With the Flax Chair, Chritien Meindertsma once again strikes with her thorough approach. As a designer, she has been conducted researches into the potential of flax as a material for many years. She even bought a farm to gain understanding of how the material can be cultivated and processed. The Flax Project.
Credit Ilvy Njiokiktjien for The New York Times
The Flax Project started in 2009 with a collection of products that Christien Meindertsma designed for Thomas Eyck. The collection was made in collaboration with traditional ropemaker Touwslagerij Steenbergen and woodworkers Kuperus & Gardenier. Explore her Flax Project Here.
photo studio aandacht
Flax Chair is more than just another chair
It is the result of long-term research into the qualities of Flax; a desire to reinstate the value of a largely underrated fibre (the short flax fibre), and seeking to connect with Dutch companies to launch a new product on the market. “Working in collaboration with Label Breed and Enkev, these efforts culminated in an astonishingly elegant result. The jury considers the FLAX Chair an excellent example of what contemporary design can achieve.”

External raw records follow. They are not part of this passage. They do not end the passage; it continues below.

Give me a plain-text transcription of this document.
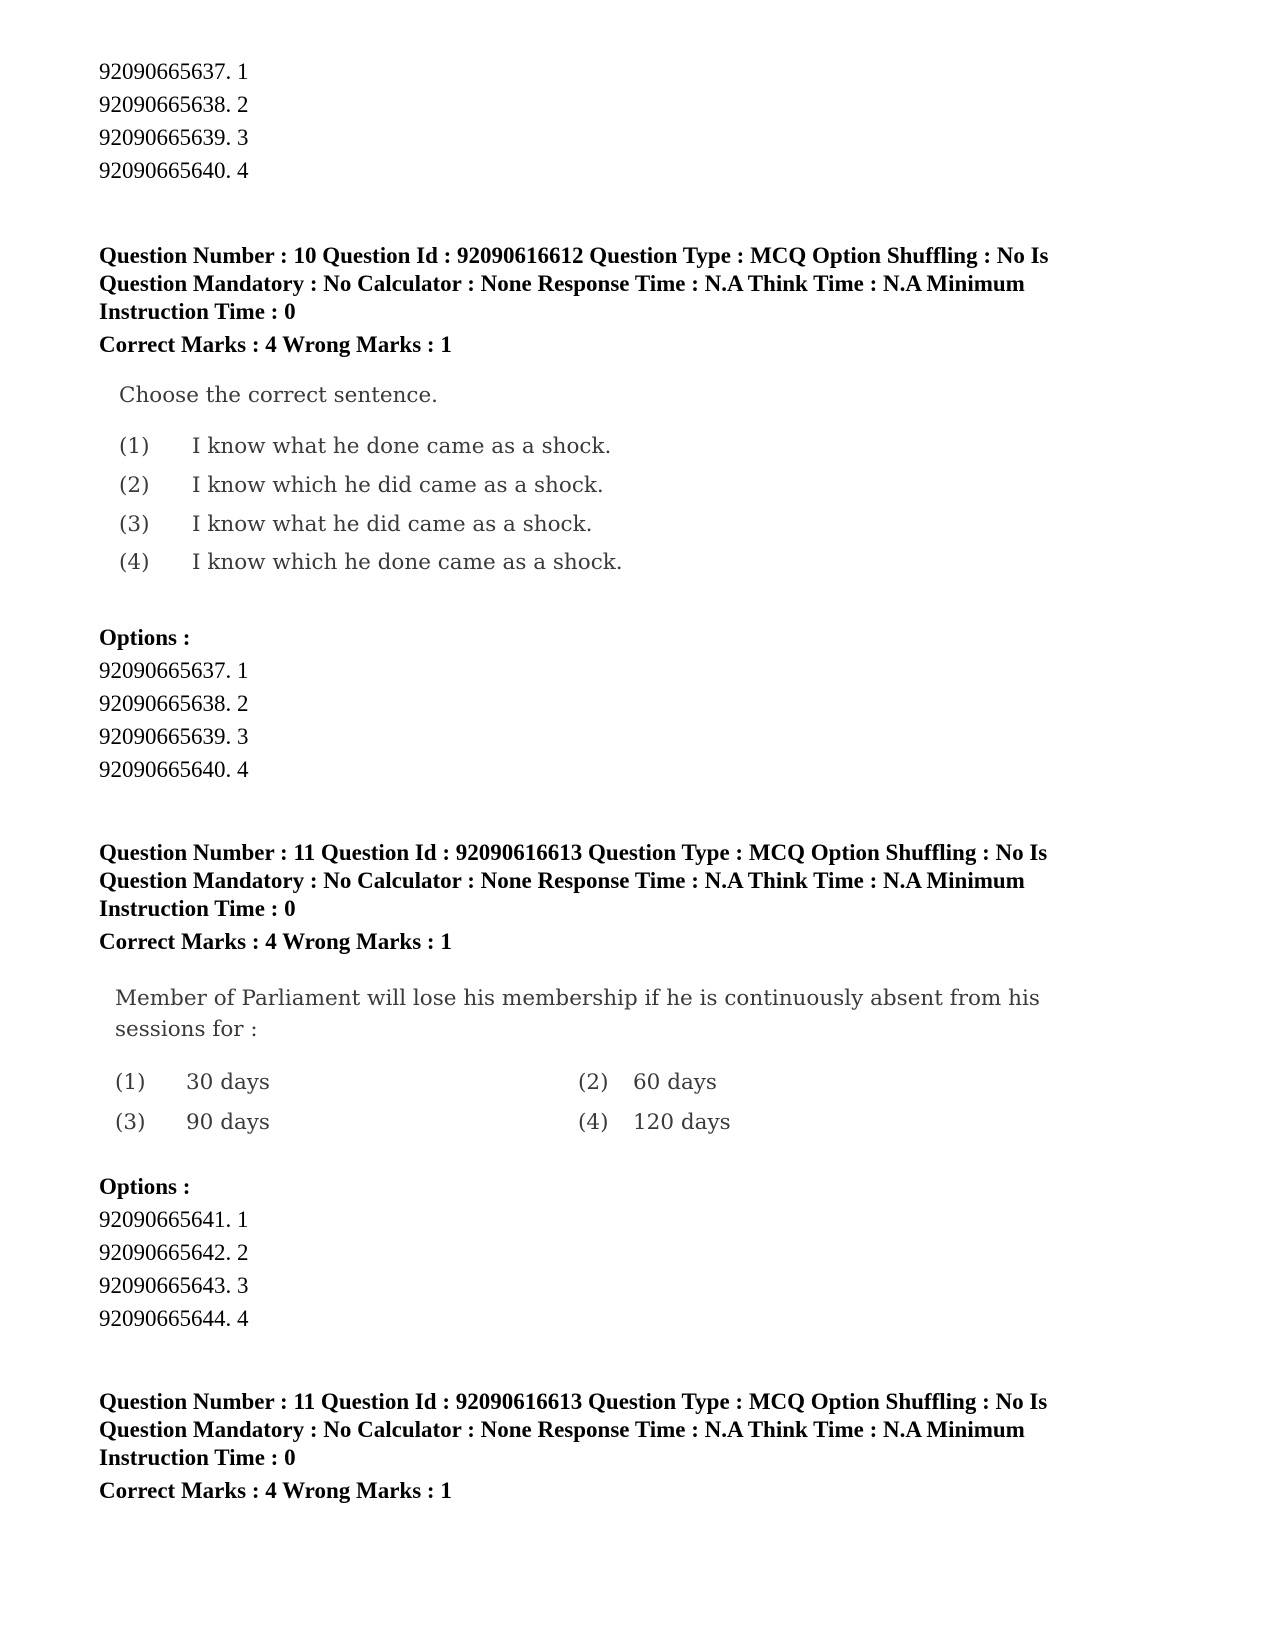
92090665637. 1
92090665638. 2
92090665639. 3
92090665640. 4
Question Number : 10 Question Id : 92090616612 Question Type : MCQ Option Shuffling : No Is
Question Mandatory : No Calculator : None Response Time : N.A Think Time : N.A Minimum
Instruction Time : 0
Correct Marks : 4 Wrong Marks : 1
Choose the correct sentence.
(1) I know what he done came as a shock.
(2) I know which he did came as a shock.
(3) I know what he did came as a shock.
(4) I know which he done came as a shock.
Options :
92090665637. 1
92090665638. 2
92090665639. 3
92090665640. 4
Question Number : 11 Question Id : 92090616613 Question Type : MCQ Option Shuffling : No Is
Question Mandatory : No Calculator : None Response Time : N.A Think Time : N.A Minimum
Instruction Time : 0
Correct Marks : 4 Wrong Marks : 1
Member of Parliament will lose his membership if he is continuously absent from his
sessions for :
(1) 30 days	(2) 60 days
(3) 90 days	(4) 120 days
Options :
92090665641. 1
92090665642. 2
92090665643. 3
92090665644. 4
Question Number : 11 Question Id : 92090616613 Question Type : MCQ Option Shuffling : No Is
Question Mandatory : No Calculator : None Response Time : N.A Think Time : N.A Minimum
Instruction Time : 0
Correct Marks : 4 Wrong Marks : 1
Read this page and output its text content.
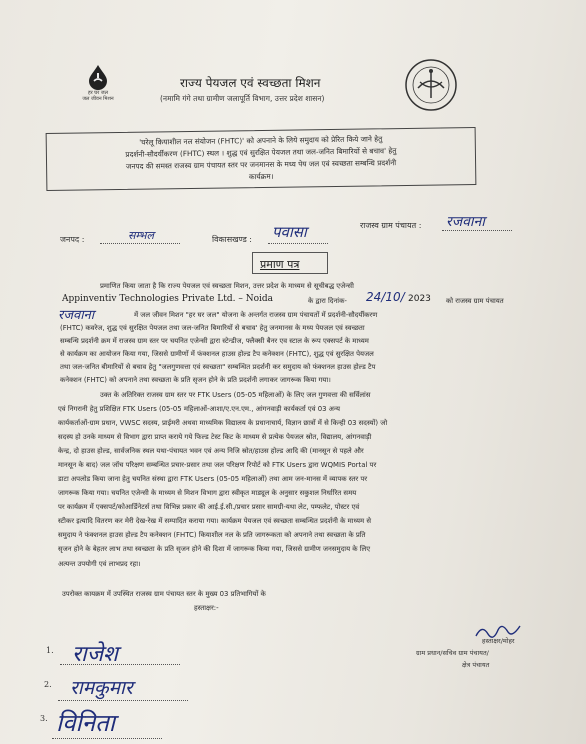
हर घर जल
जल जीवन मिशन
राज्य पेयजल एवं स्वच्छता मिशन
(नमामि गंगे तथा ग्रामीण जलापूर्ति विभाग, उत्तर प्रदेश शासन)
'घरेलू कियाशील नल संयोजन (FHTC)' को अपनाने के लिये समुदाय को प्रेरित किये जाने हेतु
प्रदर्शनी-सौदर्यीकरण (FHTC) स्थल । शुद्ध एवं सुरक्षित पेयजल तथा जल-जनित बिमारियों से बचाव' हेतु
जनपद की समस्त राजस्व ग्राम पंचायत स्तर पर जनमानस के मध्य पेय जल एवं स्वच्छता सम्बन्धि प्रदर्शनी
कार्यक्रम।
जनपद :	सम्भल	विकासखण्ड : पवासा	राजस्व ग्राम पंचायत : रजवाना
प्रमाण पत्र
प्रमाणित किया जाता है कि राज्य पेयजल एवं स्वच्छता मिशन, उत्तर प्रदेश के माध्यम से सूचीबद्ध एजेन्सी
Appinventiv Technologies Private Ltd. – Noida	के द्वारा दिनांक- 24/10/ 2023 को राजस्व ग्राम पंचायत
रजवाना	में जल जीवन मिशन "हर घर जल" योजना के अन्तर्गत राजस्व ग्राम पंचायतों में प्रदर्शनी-सौदर्यीकरण
(FHTC) कवरेज, शुद्ध एवं सुरक्षित पेयजल तथा जल-जनित बिमारियों से बचाव' हेतु जनमानस के मध्य पेयजल एवं स्वच्छता
सम्बन्धि प्रदर्शनी क्रम में राजस्व ग्राम स्तर पर चयनित एजेन्सी द्वारा स्टेन्डीज, फ्लैक्सी बैनर एव स्टाल के रूप एक्सपर्ट के माध्यम
से कार्यक्रम का आयोजन किया गया, जिससे ग्रामीणों में फंक्शनल हाउस होल्ड टैप कनेक्शन (FHTC), शुद्ध एवं सुरक्षित पेयजल
तथा जल-जनित बीमारियों से बचाव हेतु "जलगुणवत्ता एवं स्वच्छता" सम्बन्धित प्रदर्शनी कर समुदाय को फंक्शनल हाउस होल्ड टैप
कनेक्शन (FHTC) को अपनाने तथा स्वच्छता के प्रति सृजन होने के प्रति प्रदर्शनी लगाकर जागरूक किया गया।
उक्त के अतिरिक्त राजस्व ग्राम स्तर पर FTK Users (05-05 महिलाओं) के लिए जल गुणवत्ता की सर्विलांस
एवं निगरानी हेतु प्रशिक्षित FTK Users (05-05 महिलाओं-आशा/ए.एन.एम., आंगनवाड़ी कार्यकर्ता एवं 03 अन्य
कार्यकर्ताओं-ग्राम प्रधान, VWSC सदस्य, प्राईमरी अथवा माध्यमिक विद्यालय के प्रधानाचार्य, विज्ञान छात्रों में से किन्ही 03 सदस्यों) जो
सदस्य हो उनके माध्यम से विभाग द्वारा प्राप्त कराये गये फिल्ड टेस्ट किट के माध्यम से प्रत्येक पेयजल स्रोत, विद्यालय, आंगनवाड़ी
केन्द्र, दो हाउस होल्ड, सार्वजनिक स्थल यथा-पंचायत भवन एवं अन्य निजि स्रोत/हाउस होल्ड आदि की (मानसून से पहले और
मानसून के बाद) जल जॉच परिक्षण सम्बन्धित प्रचार-प्रसार तथा जल परिक्षण रिपोर्ट को FTK Users द्वारा WQMIS Portal पर
डाटा अपलोड किया जाना हेतु चयनित संस्था द्वारा FTK Users (05-05 महिलाओं) तथा आम जन-मानस में व्यापक स्तर पर
जागरूक किया गया। चयनित एजेन्सी के माध्यम से मिशन विभाग द्वारा स्वीकृत माड्यूल के अनुसार सकुशल निर्धारित समय
पर कार्यक्रम में एक्सपर्ट/कोआर्डिनेटर्स तथा विभिन्न प्रकार की आई.ई.सी./प्रचार प्रसार सामग्री-यथा लेट, पम्फलेट, पोस्टर एवं
स्टीकर इत्यादि वितरण कर मेरी देख-रेख में सम्पादित कराया गया। कार्यक्रम पेयजल एवं स्वच्छता सम्बन्धित प्रदर्शनी के माध्यम से
समुदाय ने फंक्शनल हाउस होल्ड टैप कनेक्शन (FHTC) कियाशील नल के प्रति जागरूकता को अपनाने तथा स्वच्छता के प्रति
सृजन होने के बेहतर लाभ तथा स्वच्छता के प्रति सृजन होने की दिशा में जागरूक किया गया, जिससे ग्रामीण जनसमुदाय के लिए
अत्यन्त उपयोगी एवं लाभप्रद रहा।
उपरोक्त कायक्रम में उपस्थित राजस्व ग्राम पंचायत स्तर के मुख्य 03 प्रतिभागियों के
हस्ताक्षर:-
हस्ताक्षर/मोहर
ग्राम प्रधान/सचिव ग्राम पंचायत/
क्षेत्र पंचायत
1. राजेश
2. रामकुमार
3. विनिता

The biodegradable chair combines the natural fibers of wool and flax with strong bio-plastic fibers, resulting in a material that can be heat-pressed into unbelievable shapes.
photo studio aandacht
Dutch Design Awards (DDA) were awarded in six categories. In addition, there were special prizes for young talent (Young Designer Award), clients (Best Client Award) and a Public Award.
Christien Meindertsma explores the life of products and raw materials. For her first book, Checked Baggage (2004), Christien purchased a container filled with a week’s worth of objects confiscated at security checkpoints in Schiphol Airport after 9/11. She meticulously categorized all 3267 items and photographed them on a white seamless background. Christien’s second book, PIG 05049 (2007), is an extensive collection of photographic images that documents an astounding array of products that different parts of an anonymous pig called 05049 could support. With this book, Christien reveals lines that link raw materials with producers, products and consumers that have become so invisible in an increasingly globalized world.
With her designs Christien Meindertsma aims to regain understanding of processes that have become so distant in industrialization. Her work has been exhibited in MOMA (New York), The V&A (London) and the Cooper Hewitt Design museum (New York). For her book PIG 05049 she won three Dutch Design Awards (2008) as well as an Index award (2009). Christien graduated from the Eindhoven Design Academy in 2003.